Martin Scorsese’s Hugo inspires the kind of affection and awe that few modern movies do. Starting out as an enchanting adventure story, the film ultimately reveals itself as a tribute to the history and the power of cinema.

Lusciously photographed, in glorious 3D, it tells the story of 12-year-old Hugo (Asa Butterfield), an orphan in 1930s Paris, who secretly lives inside the walls of a train station, and keeps all the clocks running on time. Living off whatever food he can steal, the little boy also nicks small mechanical parts from a toymaker (Ben Kingsley) in the hope of repairing a clockwork robot that his father (Jude Law) brought home from the museum before his death. But when the toymaker catches Hugo and insists that the boy work at his shop to compensate for the thefts, he becomes friendly with the old man’s adventure-seeking goddaughter (Chloe Grace Moretz) and sets out to uncover not only the mystery behind his automaton, but also the toymaker’s secret past.

Winner of 5 Academy Awards this year – for cinematography, art direction, visual effects, sound mixing, and sound editing –Hugo is a sumptuous visual treat, not least because Scorsese uses his trademark long, fluid takes to give us a solid sense of the world he’s created. The film opens with a breathtaking shot of the city, the camera then swooping down to the busy railway station, moving in and out of hallways and passages, finally making its way up to the clock chambers, before settling on to young Hugo as he peers at the world from behind the face of a giant clock… You’re hooked from the moment in.

Unraveling slowly, the film takes its premise of childhood dreams and yearning, and meshes it with Scorsese’s fascination for a bygone era of cinema and his well-known love for film preservation. Indeed, there’s a magical quality to the flashback scenes depicting how the earliest films were made.

If there’s a false note here, it’s Sacha Baron Cohen’s caricaturish portrayal of a stern stationmaster obsessed with capturing orphans. The rest of the cast, particularly Ben Kingsley, is so rooted in their characters that they sweep you away with the film’s wondrous narrative.

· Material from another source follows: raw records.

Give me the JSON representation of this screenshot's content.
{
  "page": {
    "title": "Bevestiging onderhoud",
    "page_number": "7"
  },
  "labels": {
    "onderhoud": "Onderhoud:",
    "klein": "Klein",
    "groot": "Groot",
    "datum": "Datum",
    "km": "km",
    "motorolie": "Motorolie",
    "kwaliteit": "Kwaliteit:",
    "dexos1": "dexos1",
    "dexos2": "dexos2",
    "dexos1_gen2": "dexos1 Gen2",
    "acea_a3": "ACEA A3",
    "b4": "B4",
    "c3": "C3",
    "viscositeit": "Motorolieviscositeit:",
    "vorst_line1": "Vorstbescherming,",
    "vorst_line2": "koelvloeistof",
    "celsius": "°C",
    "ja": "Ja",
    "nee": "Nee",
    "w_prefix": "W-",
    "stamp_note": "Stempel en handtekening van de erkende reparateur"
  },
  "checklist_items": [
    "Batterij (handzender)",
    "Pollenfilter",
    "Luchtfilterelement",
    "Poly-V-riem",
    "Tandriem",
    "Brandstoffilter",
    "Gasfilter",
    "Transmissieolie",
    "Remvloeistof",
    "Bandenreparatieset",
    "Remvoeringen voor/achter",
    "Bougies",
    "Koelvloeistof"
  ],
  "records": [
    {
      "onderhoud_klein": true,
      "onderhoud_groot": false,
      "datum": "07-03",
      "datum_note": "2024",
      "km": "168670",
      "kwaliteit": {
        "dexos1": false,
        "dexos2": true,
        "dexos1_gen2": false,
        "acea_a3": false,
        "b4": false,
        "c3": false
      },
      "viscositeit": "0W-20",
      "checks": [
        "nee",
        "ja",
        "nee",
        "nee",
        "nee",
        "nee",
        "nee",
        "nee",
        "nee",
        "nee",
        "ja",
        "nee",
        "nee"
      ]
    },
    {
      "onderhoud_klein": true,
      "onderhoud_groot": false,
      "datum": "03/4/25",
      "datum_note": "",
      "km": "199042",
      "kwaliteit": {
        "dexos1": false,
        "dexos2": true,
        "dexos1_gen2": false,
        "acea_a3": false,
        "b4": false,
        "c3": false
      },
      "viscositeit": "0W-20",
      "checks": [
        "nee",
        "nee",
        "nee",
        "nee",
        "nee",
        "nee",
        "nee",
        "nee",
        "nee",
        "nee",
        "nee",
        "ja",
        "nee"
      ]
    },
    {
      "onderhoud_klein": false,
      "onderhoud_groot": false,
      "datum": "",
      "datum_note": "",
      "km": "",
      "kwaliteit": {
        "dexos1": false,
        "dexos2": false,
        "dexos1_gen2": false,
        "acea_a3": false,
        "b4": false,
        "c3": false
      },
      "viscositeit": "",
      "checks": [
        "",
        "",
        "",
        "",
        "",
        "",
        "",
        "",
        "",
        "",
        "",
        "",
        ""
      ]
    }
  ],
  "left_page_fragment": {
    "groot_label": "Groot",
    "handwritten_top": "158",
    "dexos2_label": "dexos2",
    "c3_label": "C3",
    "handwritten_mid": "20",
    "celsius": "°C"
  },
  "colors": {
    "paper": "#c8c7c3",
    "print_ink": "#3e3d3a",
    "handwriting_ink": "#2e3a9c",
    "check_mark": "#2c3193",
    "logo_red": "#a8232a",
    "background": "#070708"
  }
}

This is Scorsese’s first 3D movie after more than four decades of making some of the world’s most acclaimed films. The simple beauty of Hugo is that the master filmmaker employs cinema’s latest tools to tell a story that travels all the way back to one of the first moments in film. Apart from which, you’re struck by the inherent innocence and the old-fashioned wholesomeness of Hugo… this from the man who shaped modern masterpieces like the visceral Taxi Driver, Raging Bull, and Goodfellas.

I’m going with four-and-a-half out of five for Martin Scorsese’s Hugo. Don’t be put off by its leisurely pacing – this is a beautiful, moving film that’ll linger in your heart for days.